Applied Math Seminar – Dr. Ziyao Xu

Speaker: Dr. Ziyao Xu,Robert and Sara Lumpkins Postdoctoral Research Associate, University of Notre Dame

Date: Friday, November 15, 2024, 4:15 – 5:15 PM

Location: Science Engineering Hall (SCEN 404) in-person.
If you wish to receive the Zoom link, please contact Dr. Chen Liu

Title: A well-balanced conservative high-order alternative finite difference WENO (A-WENO) method for hyperbolic balance laws

Abstract:
In this work, we develop a well-balanced, conservative, high-order finite difference WENO method for hyperbolic balance laws. Our approach exactly preserves the moving-water equilibria of the shallow water equations with non-flat bottom topography and, more generally, any steady state of hyperbolic equations characterized by constant equilibrium variables.
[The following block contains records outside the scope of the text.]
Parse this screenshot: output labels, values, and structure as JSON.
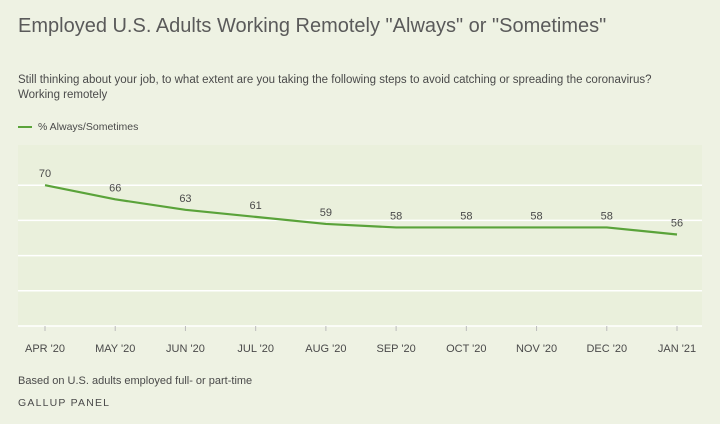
{
  "header": {
    "title": "Employed U.S. Adults Working Remotely \"Always\" or \"Sometimes\"",
    "subtitle": "Still thinking about your job, to what extent are you taking the following steps to avoid catching or spreading the coronavirus? Working remotely"
  },
  "footer": {
    "note": "Based on U.S. adults employed full- or part-time",
    "source": "GALLUP PANEL"
  },
  "colors": {
    "line": "#5aa33a",
    "grid": "#ffffff",
    "background": "#eef2e3"
  },
  "chart_data": {
    "type": "line",
    "categories": [
      "APR '20",
      "MAY '20",
      "JUN '20",
      "JUL '20",
      "AUG '20",
      "SEP '20",
      "OCT '20",
      "NOV '20",
      "DEC '20",
      "JAN '21"
    ],
    "series": [
      {
        "name": "% Always/Sometimes",
        "values": [
          70,
          66,
          63,
          61,
          59,
          58,
          58,
          58,
          58,
          56
        ]
      }
    ],
    "ylim": [
      30,
      80
    ],
    "yticks": [
      40,
      50,
      60,
      70
    ],
    "grid": true,
    "legend": "top-left",
    "data_labels": true
  }
}
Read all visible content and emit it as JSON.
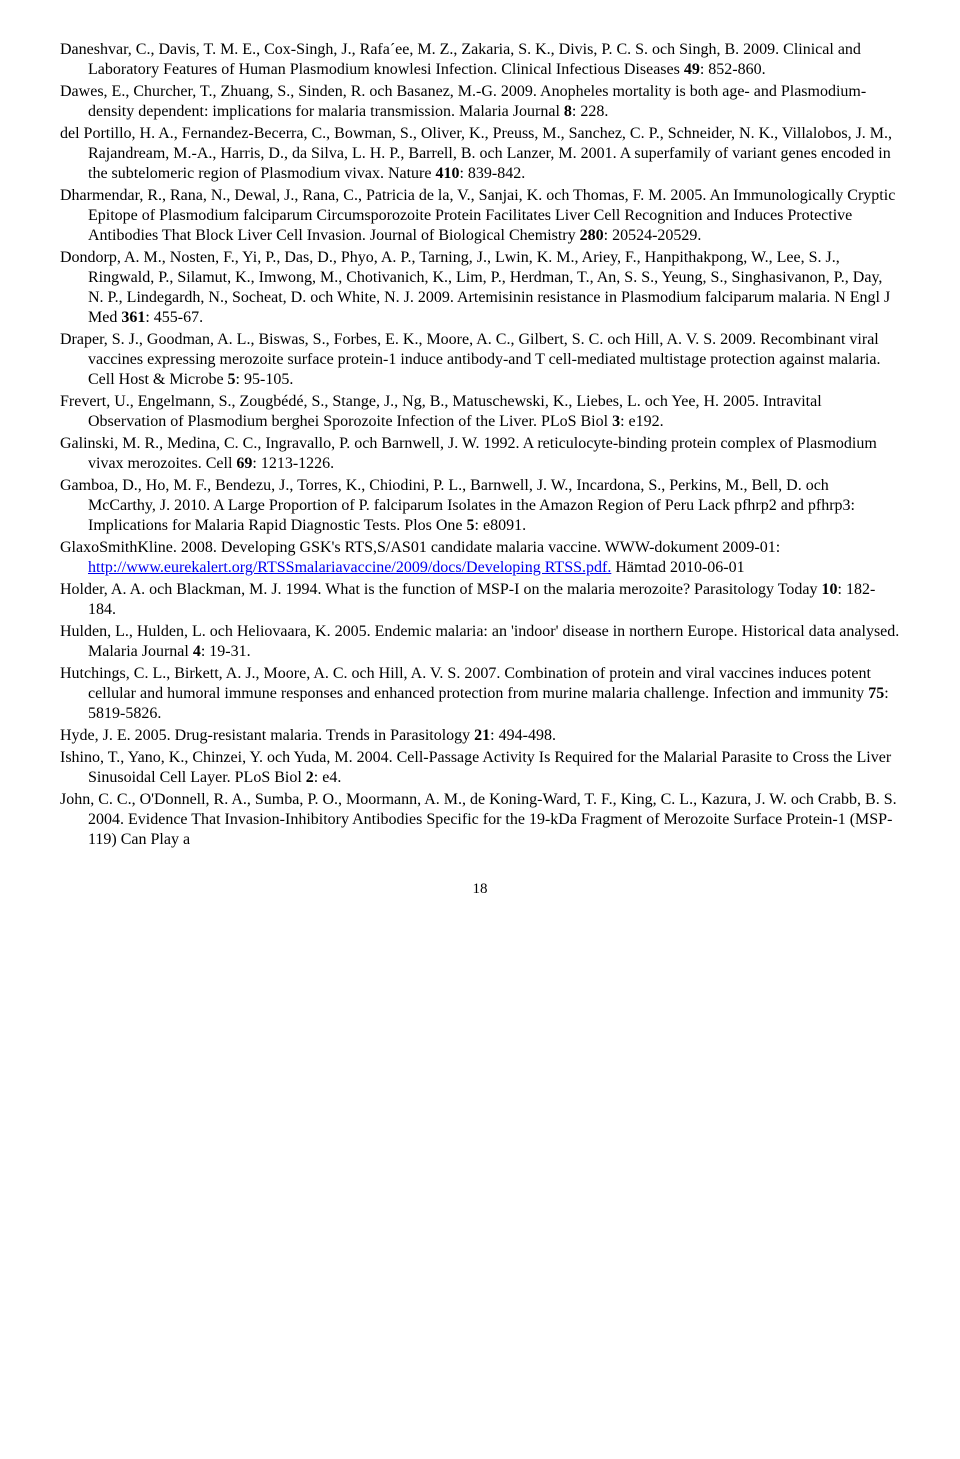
{
  "refs": [
    {
      "html": "Daneshvar, C., Davis, T. M. E., Cox-Singh, J., Rafa´ee, M. Z., Zakaria, S. K., Divis, P. C. S. och Singh, B. 2009. Clinical and Laboratory Features of Human Plasmodium knowlesi Infection. Clinical Infectious Diseases <span class=\"b\">49</span>: 852-860."
    },
    {
      "html": "Dawes, E., Churcher, T., Zhuang, S., Sinden, R. och Basanez, M.-G. 2009. Anopheles mortality is both age- and Plasmodium-density dependent: implications for malaria transmission. Malaria Journal <span class=\"b\">8</span>: 228."
    },
    {
      "html": "del Portillo, H. A., Fernandez-Becerra, C., Bowman, S., Oliver, K., Preuss, M., Sanchez, C. P., Schneider, N. K., Villalobos, J. M., Rajandream, M.-A., Harris, D., da Silva, L. H. P., Barrell, B. och Lanzer, M. 2001. A superfamily of variant genes encoded in the subtelomeric region of Plasmodium vivax. Nature <span class=\"b\">410</span>: 839-842."
    },
    {
      "html": "Dharmendar, R., Rana, N., Dewal, J., Rana, C., Patricia de la, V., Sanjai, K. och Thomas, F. M. 2005. An Immunologically Cryptic Epitope of Plasmodium falciparum Circumsporozoite Protein Facilitates Liver Cell Recognition and Induces Protective Antibodies That Block Liver Cell Invasion. Journal of Biological Chemistry <span class=\"b\">280</span>: 20524-20529."
    },
    {
      "html": "Dondorp, A. M., Nosten, F., Yi, P., Das, D., Phyo, A. P., Tarning, J., Lwin, K. M., Ariey, F., Hanpithakpong, W., Lee, S. J., Ringwald, P., Silamut, K., Imwong, M., Chotivanich, K., Lim, P., Herdman, T., An, S. S., Yeung, S., Singhasivanon, P., Day, N. P., Lindegardh, N., Socheat, D. och White, N. J. 2009. Artemisinin resistance in Plasmodium falciparum malaria. N Engl J Med <span class=\"b\">361</span>: 455-67."
    },
    {
      "html": "Draper, S. J., Goodman, A. L., Biswas, S., Forbes, E. K., Moore, A. C., Gilbert, S. C. och Hill, A. V. S. 2009. Recombinant viral vaccines expressing merozoite surface protein-1 induce antibody-and T cell-mediated multistage protection against malaria. Cell Host &amp; Microbe <span class=\"b\">5</span>: 95-105."
    },
    {
      "html": "Frevert, U., Engelmann, S., Zougbédé, S., Stange, J., Ng, B., Matuschewski, K., Liebes, L. och Yee, H. 2005. Intravital Observation of Plasmodium berghei Sporozoite Infection of the Liver. PLoS Biol <span class=\"b\">3</span>: e192."
    },
    {
      "html": "Galinski, M. R., Medina, C. C., Ingravallo, P. och Barnwell, J. W. 1992. A reticulocyte-binding protein complex of Plasmodium vivax merozoites. Cell <span class=\"b\">69</span>: 1213-1226."
    },
    {
      "html": "Gamboa, D., Ho, M. F., Bendezu, J., Torres, K., Chiodini, P. L., Barnwell, J. W., Incardona, S., Perkins, M., Bell, D. och McCarthy, J. 2010. A Large Proportion of P. falciparum Isolates in the Amazon Region of Peru Lack pfhrp2 and pfhrp3: Implications for Malaria Rapid Diagnostic Tests. Plos One <span class=\"b\">5</span>: e8091."
    },
    {
      "html": "GlaxoSmithKline. 2008. Developing GSK's RTS,S/AS01 candidate malaria vaccine. WWW-dokument 2009-01: <a href=\"#\">http://www.eurekalert.org/RTSSmalariavaccine/2009/docs/Developing RTSS.pdf.</a> Hämtad 2010-06-01"
    },
    {
      "html": "Holder, A. A. och Blackman, M. J. 1994. What is the function of MSP-I on the malaria merozoite? Parasitology Today <span class=\"b\">10</span>: 182-184."
    },
    {
      "html": "Hulden, L., Hulden, L. och Heliovaara, K. 2005. Endemic malaria: an 'indoor' disease in northern Europe. Historical data analysed. Malaria Journal <span class=\"b\">4</span>: 19-31."
    },
    {
      "html": "Hutchings, C. L., Birkett, A. J., Moore, A. C. och Hill, A. V. S. 2007. Combination of protein and viral vaccines induces potent cellular and humoral immune responses and enhanced protection from murine malaria challenge. Infection and immunity <span class=\"b\">75</span>: 5819-5826."
    },
    {
      "html": "Hyde, J. E. 2005. Drug-resistant malaria. Trends in Parasitology <span class=\"b\">21</span>: 494-498."
    },
    {
      "html": "Ishino, T., Yano, K., Chinzei, Y. och Yuda, M. 2004. Cell-Passage Activity Is Required for the Malarial Parasite to Cross the Liver Sinusoidal Cell Layer. PLoS Biol <span class=\"b\">2</span>: e4."
    },
    {
      "html": "John, C. C., O'Donnell, R. A., Sumba, P. O., Moormann, A. M., de Koning-Ward, T. F., King, C. L., Kazura, J. W. och Crabb, B. S. 2004. Evidence That Invasion-Inhibitory Antibodies Specific for the 19-kDa Fragment of Merozoite Surface Protein-1 (MSP-119) Can Play a"
    }
  ],
  "pageNumber": "18"
}
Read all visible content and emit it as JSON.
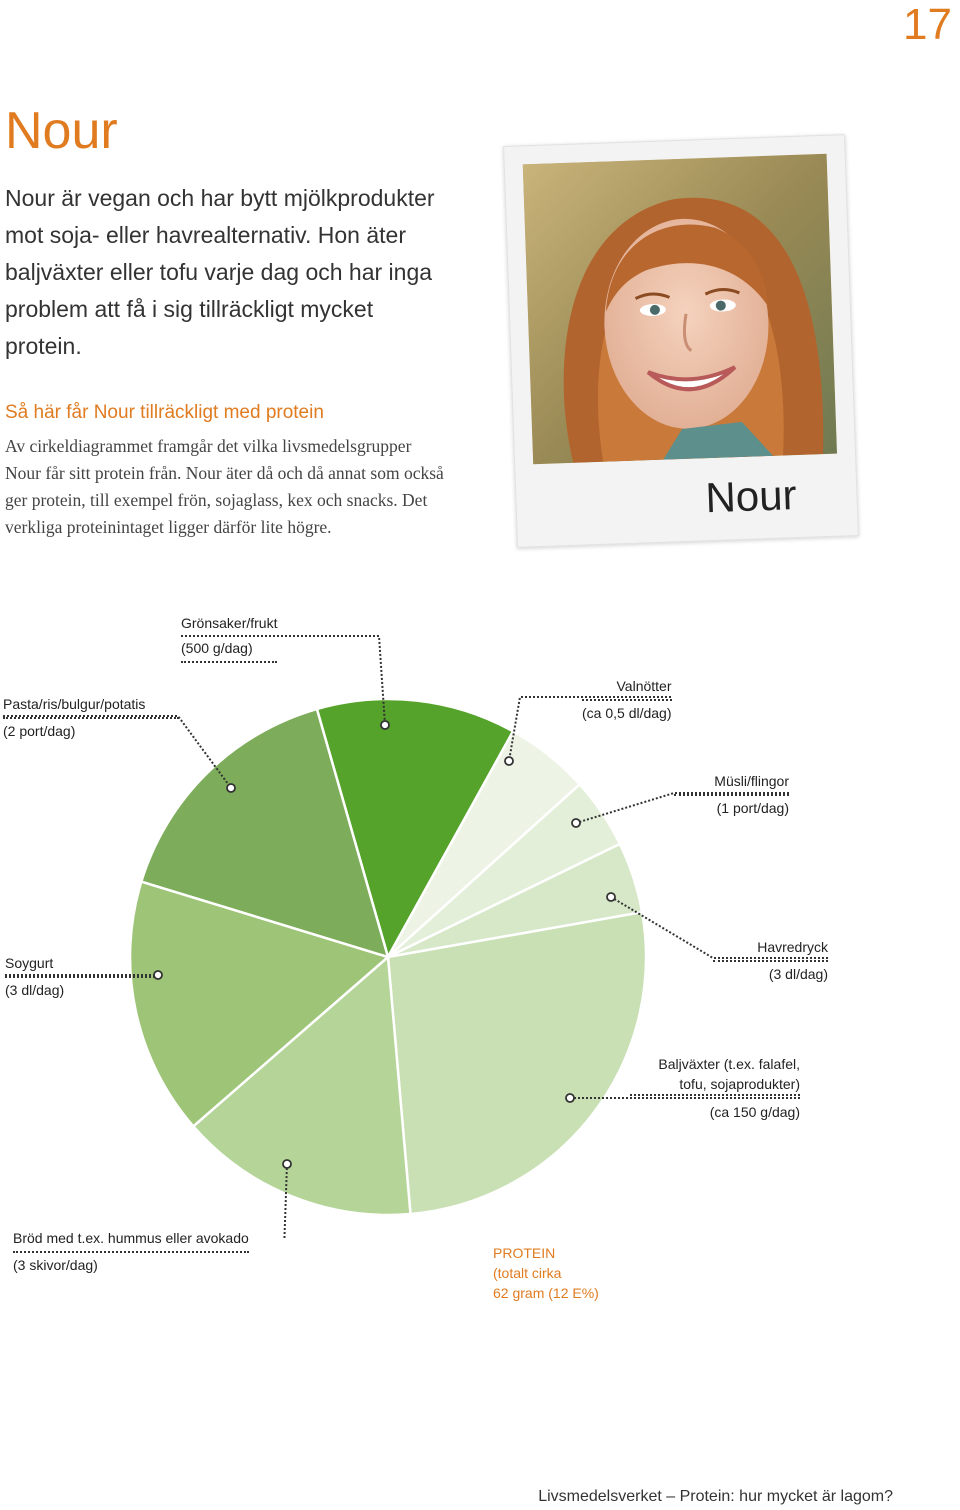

The proposed method consists of two key components. First, we reformulate the source terms in the balance laws into a flux-gradient form and discretize them using the same numerical flux as the true flux gradient to achieve the well-balanced property. Second, we reconstruct the equilibrium variables, which remain constant at steady state. To achieve high-order accuracy and avoid truncation errors when obtaining equilibrium variables, we build our scheme within the alternative finite difference WENO (A-WENO) framework, which operates on point values rather than cell averages. Special attention is given to ensure that the conservation property is not compromised when designing well-balanced discretizations for the source terms. We carefully analyze potential causes of non- conservative schemes in the discretization and explain why the discretized source term in our method is both conservative and simple. Extensive numerical tests are presented to validate the performance of the proposed method.